Maintenir l’ancien système en parallèle

Faire coexister l’ancien et le nouveau système pendant deux à quatre semaines offre un filet de sécurité. Les équipes peuvent vérifier que les données du PGI GTA correspondent à ce qu’elles obtiendraient avec leur outil précédent. Cette période de double saisie a un coût en temps, mais elle réduit l’anxiété liée au changement et permet de détecter les écarts de paramétrage avant qu’ils n’affectent la paie.

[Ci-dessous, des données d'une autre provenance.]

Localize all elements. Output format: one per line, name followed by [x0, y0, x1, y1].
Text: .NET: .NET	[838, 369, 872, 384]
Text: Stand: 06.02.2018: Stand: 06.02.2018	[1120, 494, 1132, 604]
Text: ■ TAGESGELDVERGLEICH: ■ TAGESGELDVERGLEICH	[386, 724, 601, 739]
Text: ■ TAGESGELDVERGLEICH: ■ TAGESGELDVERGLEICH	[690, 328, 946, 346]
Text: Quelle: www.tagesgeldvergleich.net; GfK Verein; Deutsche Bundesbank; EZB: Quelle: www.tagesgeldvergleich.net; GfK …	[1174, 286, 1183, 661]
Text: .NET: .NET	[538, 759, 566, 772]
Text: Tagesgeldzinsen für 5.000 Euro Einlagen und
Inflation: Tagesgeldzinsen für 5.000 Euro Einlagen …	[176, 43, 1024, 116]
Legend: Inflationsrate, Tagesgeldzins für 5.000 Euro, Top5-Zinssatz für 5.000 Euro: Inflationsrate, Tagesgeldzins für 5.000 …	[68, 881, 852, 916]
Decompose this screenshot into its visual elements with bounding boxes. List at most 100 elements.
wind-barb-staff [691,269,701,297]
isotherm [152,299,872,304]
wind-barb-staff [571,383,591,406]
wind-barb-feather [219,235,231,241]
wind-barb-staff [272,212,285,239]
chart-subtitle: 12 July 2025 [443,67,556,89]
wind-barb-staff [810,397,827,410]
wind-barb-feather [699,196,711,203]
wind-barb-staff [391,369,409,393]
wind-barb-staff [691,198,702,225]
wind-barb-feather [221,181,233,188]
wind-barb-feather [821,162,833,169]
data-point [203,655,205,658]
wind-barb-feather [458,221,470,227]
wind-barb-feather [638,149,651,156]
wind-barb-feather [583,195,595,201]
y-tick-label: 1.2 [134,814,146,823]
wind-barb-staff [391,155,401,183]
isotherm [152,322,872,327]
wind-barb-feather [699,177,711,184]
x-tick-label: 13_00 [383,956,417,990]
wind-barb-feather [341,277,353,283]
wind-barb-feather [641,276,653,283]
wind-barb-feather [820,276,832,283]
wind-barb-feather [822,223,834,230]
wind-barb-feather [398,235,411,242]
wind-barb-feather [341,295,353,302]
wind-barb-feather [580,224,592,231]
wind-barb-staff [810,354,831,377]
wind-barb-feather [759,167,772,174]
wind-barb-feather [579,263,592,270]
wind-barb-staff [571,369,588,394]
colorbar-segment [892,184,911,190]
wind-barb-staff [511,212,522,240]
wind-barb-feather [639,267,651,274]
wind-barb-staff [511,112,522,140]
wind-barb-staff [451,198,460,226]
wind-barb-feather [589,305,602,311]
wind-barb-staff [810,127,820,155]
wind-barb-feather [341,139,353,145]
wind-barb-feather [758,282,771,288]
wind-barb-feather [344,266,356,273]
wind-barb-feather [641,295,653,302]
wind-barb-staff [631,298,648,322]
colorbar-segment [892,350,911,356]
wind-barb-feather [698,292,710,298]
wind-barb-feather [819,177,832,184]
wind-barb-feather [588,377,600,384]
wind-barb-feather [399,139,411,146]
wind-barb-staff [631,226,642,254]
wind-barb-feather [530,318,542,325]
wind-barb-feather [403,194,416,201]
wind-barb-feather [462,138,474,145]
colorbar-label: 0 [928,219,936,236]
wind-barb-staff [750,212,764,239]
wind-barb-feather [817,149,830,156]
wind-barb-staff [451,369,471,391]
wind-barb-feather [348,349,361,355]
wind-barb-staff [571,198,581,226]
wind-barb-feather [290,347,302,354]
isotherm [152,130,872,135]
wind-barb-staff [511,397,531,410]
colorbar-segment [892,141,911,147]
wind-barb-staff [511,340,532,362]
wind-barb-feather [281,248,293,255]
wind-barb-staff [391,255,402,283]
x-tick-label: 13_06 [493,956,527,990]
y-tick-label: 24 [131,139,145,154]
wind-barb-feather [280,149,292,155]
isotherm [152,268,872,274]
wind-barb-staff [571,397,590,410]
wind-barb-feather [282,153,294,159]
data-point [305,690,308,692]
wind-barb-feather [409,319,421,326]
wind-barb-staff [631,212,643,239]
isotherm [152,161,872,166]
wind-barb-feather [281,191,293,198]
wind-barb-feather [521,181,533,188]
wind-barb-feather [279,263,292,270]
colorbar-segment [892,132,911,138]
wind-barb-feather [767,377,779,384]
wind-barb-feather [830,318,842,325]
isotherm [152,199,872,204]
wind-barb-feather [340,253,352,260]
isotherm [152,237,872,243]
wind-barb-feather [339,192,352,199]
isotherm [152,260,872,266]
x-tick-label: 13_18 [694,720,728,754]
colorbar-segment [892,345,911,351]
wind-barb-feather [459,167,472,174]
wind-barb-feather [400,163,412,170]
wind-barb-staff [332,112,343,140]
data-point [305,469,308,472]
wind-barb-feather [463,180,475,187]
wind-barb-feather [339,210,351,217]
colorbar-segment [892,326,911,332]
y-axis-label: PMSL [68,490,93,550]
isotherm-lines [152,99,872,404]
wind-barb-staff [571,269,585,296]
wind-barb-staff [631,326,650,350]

Consultante informatique comparant un ancien logiciel et un nouveau PGI lors d'une migration ERP en entreprise

Intégration paie et données RH : le point de friction principal

La majorité des blocages post-déploiement ne viennent pas du module GTA lui-même, mais de l’interface entre le PGI GTA et le logiciel de paie. Un export mal formaté, un code absence non reconnu, un compteur de RTT qui ne se décrémente pas correctement : ces micro-erreurs, multipliées par le nombre de salariés, paralysent la clôture mensuelle.

Tester l’intégration paie sur un échantillon de bulletins réels avant le go-live est la mesure la plus rentable du projet. Comparez les résultats produits par le nouveau système avec ceux de l’ancien sur au moins un mois complet. Les écarts identifiés à ce stade se corrigent en quelques heures de paramétrage. Les mêmes écarts découverts après la première vraie paie mobilisent l’équipe RH, le prestataire, et parfois le cabinet comptable.

Le déploiement d’un PGI GTA sans rupture d’activité repose sur trois choix concrets : un mode de bascule adapté à la taille et à la complexité de l’entreprise, un paramétrage réglementaire terminé avant la mise en production, et une intégration paie testée sur des données réelles. Le reste (interface, ergonomie, fonctionnalités avancées) s’ajuste dans les semaines qui suivent, à condition que ces trois fondations soient posées.